A crise financeira que dura desde 2008 também fixou o mecanismo da dívida estatal às custas  das gerações futuras; e, entretanto , não se vê como é que  as políticas de austeridade – difíceis  a impôr em política interna – poderiam ser  colocadas  em acordo sobre  o longo prazo com a manutenção do nível de um Estado social suportável. As revoltas da juventude são uma advertência das ameaças que pesam sobre a paz social. Pelos menos, reconheceu-se, nestas circunstâncias, que o desequilíbrio entre os imperativos do mercado e a capacidade reguladora da política é  o verdadeiro desafio a enfrentar. Na zona euro, um esperado “governo económico” deveria voltar a dar uma força nova ao pacto de estabilidade desde há  muito tempo esvaziado.

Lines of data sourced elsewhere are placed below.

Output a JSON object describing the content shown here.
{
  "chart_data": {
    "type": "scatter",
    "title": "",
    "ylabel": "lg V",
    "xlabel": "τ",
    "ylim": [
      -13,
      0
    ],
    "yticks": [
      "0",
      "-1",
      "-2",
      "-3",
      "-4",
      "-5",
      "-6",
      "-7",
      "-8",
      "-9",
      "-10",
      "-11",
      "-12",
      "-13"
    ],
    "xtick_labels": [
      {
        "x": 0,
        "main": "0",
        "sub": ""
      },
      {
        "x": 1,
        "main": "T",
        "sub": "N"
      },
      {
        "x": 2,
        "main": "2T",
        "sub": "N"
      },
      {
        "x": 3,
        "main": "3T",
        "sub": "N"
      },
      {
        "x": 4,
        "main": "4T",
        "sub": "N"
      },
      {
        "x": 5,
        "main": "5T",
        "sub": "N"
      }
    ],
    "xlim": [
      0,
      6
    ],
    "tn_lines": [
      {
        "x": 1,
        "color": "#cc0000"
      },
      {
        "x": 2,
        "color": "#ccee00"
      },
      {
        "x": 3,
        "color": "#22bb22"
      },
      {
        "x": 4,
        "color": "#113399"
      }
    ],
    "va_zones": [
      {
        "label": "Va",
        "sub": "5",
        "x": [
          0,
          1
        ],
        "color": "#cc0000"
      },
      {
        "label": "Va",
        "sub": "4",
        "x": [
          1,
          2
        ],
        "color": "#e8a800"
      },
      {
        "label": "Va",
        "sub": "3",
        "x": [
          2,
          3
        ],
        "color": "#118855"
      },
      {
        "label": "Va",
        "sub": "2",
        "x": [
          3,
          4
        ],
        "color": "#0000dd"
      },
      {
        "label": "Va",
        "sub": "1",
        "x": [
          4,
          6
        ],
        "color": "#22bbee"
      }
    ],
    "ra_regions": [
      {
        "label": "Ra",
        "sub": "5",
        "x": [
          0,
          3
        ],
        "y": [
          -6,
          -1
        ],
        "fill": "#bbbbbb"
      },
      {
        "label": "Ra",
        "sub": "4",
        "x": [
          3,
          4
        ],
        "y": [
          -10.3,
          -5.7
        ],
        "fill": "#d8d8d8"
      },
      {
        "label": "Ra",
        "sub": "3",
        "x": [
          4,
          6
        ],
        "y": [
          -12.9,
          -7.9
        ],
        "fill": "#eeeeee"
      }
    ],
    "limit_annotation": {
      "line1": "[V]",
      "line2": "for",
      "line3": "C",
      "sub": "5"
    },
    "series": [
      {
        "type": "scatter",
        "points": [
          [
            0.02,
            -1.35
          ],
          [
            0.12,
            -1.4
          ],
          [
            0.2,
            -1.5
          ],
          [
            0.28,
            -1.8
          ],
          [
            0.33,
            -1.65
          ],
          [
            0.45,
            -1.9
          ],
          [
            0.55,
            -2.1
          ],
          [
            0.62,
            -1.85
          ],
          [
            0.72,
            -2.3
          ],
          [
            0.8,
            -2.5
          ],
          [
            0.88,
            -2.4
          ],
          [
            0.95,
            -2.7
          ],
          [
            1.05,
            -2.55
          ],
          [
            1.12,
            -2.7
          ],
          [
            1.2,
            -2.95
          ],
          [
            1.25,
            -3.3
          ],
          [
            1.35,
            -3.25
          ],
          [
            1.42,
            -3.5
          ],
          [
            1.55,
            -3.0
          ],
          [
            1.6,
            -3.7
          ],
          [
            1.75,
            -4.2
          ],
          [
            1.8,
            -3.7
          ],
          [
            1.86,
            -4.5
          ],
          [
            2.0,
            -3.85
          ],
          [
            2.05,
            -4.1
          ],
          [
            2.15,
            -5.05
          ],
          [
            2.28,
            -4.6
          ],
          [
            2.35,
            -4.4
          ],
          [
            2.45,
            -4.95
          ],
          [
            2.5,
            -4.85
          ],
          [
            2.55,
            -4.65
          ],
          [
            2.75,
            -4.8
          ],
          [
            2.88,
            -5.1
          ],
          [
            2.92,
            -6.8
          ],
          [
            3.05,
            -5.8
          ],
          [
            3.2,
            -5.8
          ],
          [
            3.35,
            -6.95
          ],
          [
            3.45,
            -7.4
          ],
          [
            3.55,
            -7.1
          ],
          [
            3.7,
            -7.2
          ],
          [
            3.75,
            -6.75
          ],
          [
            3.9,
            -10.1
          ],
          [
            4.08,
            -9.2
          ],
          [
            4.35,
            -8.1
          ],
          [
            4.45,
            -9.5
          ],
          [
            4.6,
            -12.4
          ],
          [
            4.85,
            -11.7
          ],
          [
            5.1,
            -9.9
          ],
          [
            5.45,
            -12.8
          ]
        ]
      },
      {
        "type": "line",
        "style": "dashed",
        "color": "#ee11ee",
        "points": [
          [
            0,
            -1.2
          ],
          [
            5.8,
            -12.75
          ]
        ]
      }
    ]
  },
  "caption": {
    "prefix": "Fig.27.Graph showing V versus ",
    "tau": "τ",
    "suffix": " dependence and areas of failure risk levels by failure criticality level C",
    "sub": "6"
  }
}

As representações “de um federalismo executivo” de um tipo específico reflectem o temor das elites políticas em  transformar o projecto europeu, até aí  praticado para lá das  portas fechadas, num combate de opinião ruidoso e argumentado, obrigando a arregaçar as mangas e que seria público. Perante o peso dos problemas, esperar-se-ia  que os políticos, sem perda de tempo e sem   condições pusessem as cartas  europeias  sobre mesa a fim de se ilustrar   de maneira intensiva e empenhada  à  população a relação entre os custos a curto prazo e a sua verdadeira utilidade, ou seja sobre o significado histórico do projecto europeu.


Deveriam ultrapassar  o seu medo das sondagens sobre o estado da opinião pública e terem  confiança na capacidade  de persuasão dos  bons argumentos. Em vez disso,  degradam-se com um populismo que eles mesmos favoreceram pela ocultação de um tema complexo e mal-amado.  Sobre o limiar entre a unificação económica e a união política da Europa, a política parece reter o seu fôlego  e meter a cabeça debaixo dos ombros . Porquê  esta paralisia? É uma perspectiva mergulhada no século XIX  que impõe a resposta conhecida do demos: não existiria povo europeu; é por isso que uma união política que mereça este nome está construída  sobre a areia. A  esta interpretação, quereria eu contrapor uma outra: a fragmentação política duradoura no mundo e na Europa está em contradição com o crescimento sistémico  de uma sociedade mundial multicultural, e bloqueia todo e qualquer progresso na civilização jurídica constitucional das relações de poder estatais e sociais.